Additional Gap: Subagent Costs Not Included

Current cost calculation misses subagent token usage entirely.

Claude Code stores subagent sessions in a nested structure:

~/.claude/projects/-home-eltmon-projects/
├── e26dba74-xxxx.jsonl                    # Main session (✓ counted)
└── e26dba74-xxxx/
    └── subagents/
        └── agent-aa82e20.jsonl            # Subagent session (✗ NOT counted!)

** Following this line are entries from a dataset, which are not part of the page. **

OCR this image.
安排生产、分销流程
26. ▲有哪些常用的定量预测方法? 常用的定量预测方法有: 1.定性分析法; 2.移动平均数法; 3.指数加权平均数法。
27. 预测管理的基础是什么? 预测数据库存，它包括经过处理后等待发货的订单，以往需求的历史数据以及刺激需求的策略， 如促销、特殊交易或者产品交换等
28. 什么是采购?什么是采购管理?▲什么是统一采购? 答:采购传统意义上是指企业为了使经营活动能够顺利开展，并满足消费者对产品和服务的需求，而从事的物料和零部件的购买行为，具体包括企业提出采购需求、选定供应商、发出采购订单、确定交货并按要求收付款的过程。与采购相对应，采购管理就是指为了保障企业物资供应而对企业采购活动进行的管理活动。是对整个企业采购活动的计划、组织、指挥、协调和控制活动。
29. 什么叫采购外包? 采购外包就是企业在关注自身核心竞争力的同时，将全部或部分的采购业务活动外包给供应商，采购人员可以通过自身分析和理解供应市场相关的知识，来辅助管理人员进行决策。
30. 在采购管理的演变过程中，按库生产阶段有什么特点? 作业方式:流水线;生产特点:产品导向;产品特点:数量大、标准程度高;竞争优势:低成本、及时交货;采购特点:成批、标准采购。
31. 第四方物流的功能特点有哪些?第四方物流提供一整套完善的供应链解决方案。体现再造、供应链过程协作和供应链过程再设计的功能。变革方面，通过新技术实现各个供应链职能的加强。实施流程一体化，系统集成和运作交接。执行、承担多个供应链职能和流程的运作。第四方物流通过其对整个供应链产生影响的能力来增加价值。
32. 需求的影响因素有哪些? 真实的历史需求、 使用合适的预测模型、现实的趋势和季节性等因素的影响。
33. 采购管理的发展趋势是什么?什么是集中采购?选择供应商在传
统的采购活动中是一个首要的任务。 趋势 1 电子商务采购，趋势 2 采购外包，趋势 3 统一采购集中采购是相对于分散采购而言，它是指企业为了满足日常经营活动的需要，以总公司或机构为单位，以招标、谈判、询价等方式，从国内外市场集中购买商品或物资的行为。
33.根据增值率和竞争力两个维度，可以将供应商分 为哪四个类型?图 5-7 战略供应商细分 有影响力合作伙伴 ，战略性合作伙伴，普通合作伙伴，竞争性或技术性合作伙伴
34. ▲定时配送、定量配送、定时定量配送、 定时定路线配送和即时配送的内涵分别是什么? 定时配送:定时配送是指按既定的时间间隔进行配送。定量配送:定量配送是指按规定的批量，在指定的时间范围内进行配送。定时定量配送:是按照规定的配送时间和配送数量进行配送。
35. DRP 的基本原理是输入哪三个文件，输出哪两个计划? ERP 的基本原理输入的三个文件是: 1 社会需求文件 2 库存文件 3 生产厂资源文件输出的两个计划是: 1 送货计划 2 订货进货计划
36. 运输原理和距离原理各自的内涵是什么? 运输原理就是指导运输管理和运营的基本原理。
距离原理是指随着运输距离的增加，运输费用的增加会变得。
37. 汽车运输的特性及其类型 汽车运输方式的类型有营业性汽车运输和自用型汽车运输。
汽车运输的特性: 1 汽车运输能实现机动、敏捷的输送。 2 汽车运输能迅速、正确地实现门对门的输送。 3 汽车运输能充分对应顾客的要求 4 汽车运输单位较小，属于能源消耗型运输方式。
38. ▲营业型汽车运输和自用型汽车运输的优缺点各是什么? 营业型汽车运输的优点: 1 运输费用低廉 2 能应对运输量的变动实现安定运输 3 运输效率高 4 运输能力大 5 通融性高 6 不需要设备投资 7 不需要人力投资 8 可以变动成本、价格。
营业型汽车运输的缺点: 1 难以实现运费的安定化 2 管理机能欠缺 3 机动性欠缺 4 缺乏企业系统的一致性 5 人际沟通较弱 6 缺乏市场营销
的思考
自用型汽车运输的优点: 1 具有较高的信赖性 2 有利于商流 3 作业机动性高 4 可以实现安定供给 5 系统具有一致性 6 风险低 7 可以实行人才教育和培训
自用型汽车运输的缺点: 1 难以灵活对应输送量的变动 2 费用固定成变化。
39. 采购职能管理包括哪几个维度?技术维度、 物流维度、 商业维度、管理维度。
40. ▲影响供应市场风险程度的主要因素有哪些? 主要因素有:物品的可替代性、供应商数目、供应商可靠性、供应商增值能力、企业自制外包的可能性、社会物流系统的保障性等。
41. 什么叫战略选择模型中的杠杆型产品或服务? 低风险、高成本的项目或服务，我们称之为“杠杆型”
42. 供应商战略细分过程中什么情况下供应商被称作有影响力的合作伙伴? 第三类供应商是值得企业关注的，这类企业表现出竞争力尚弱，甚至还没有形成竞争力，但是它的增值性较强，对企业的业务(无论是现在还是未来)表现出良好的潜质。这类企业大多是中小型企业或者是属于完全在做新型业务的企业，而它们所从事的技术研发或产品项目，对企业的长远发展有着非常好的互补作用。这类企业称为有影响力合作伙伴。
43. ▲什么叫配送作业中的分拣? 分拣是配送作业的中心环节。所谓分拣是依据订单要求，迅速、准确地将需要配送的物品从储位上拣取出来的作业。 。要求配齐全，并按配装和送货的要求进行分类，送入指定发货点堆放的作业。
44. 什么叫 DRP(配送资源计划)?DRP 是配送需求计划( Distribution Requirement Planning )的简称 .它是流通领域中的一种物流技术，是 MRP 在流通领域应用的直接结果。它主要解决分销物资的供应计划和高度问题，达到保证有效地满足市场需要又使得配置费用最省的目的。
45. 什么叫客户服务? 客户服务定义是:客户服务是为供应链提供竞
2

The parseWorkspaceSessionUsageAsync function only reads top-level .jsonl files:

const allFiles = await readdir(sessionDir);
const files = allFiles.filter(f => f.endsWith('.jsonl'));  // Only top-level!

Impact: When review-agent spawns code-review-performance, code-review-security, or other subagents, those Haiku model calls are logged by Claude Code but never aggregated in cost reports. This means we're under-counting actual costs.

Solution: Event-Sourced Cost Tracking

Never parse session files during requests. Use hooks for real-time collection + pre-computed aggregations.

Architecture

1. Hook-Based Real-Time Collection

Extend the existing heartbeat hook (or add a sibling cost-hook) that fires after each Claude response:

# ~/.panopticon/bin/cost-hook
# Called by Claude Code after each response

# Extract usage from stdin (Claude Code provides this)
USAGE=$(cat)
INPUT_TOKENS=$(echo "$USAGE" | jq -r '.usage.input_tokens // 0')
OUTPUT_TOKENS=$(echo "$USAGE" | jq -r '.usage.output_tokens // 0')
CACHE_READ=$(echo "$USAGE" | jq -r '.usage.cache_read_input_tokens // 0')
CACHE_WRITE=$(echo "$USAGE" | jq -r '.usage.cache_creation_input_tokens // 0')
MODEL=$(echo "$USAGE" | jq -r '.model // "unknown"')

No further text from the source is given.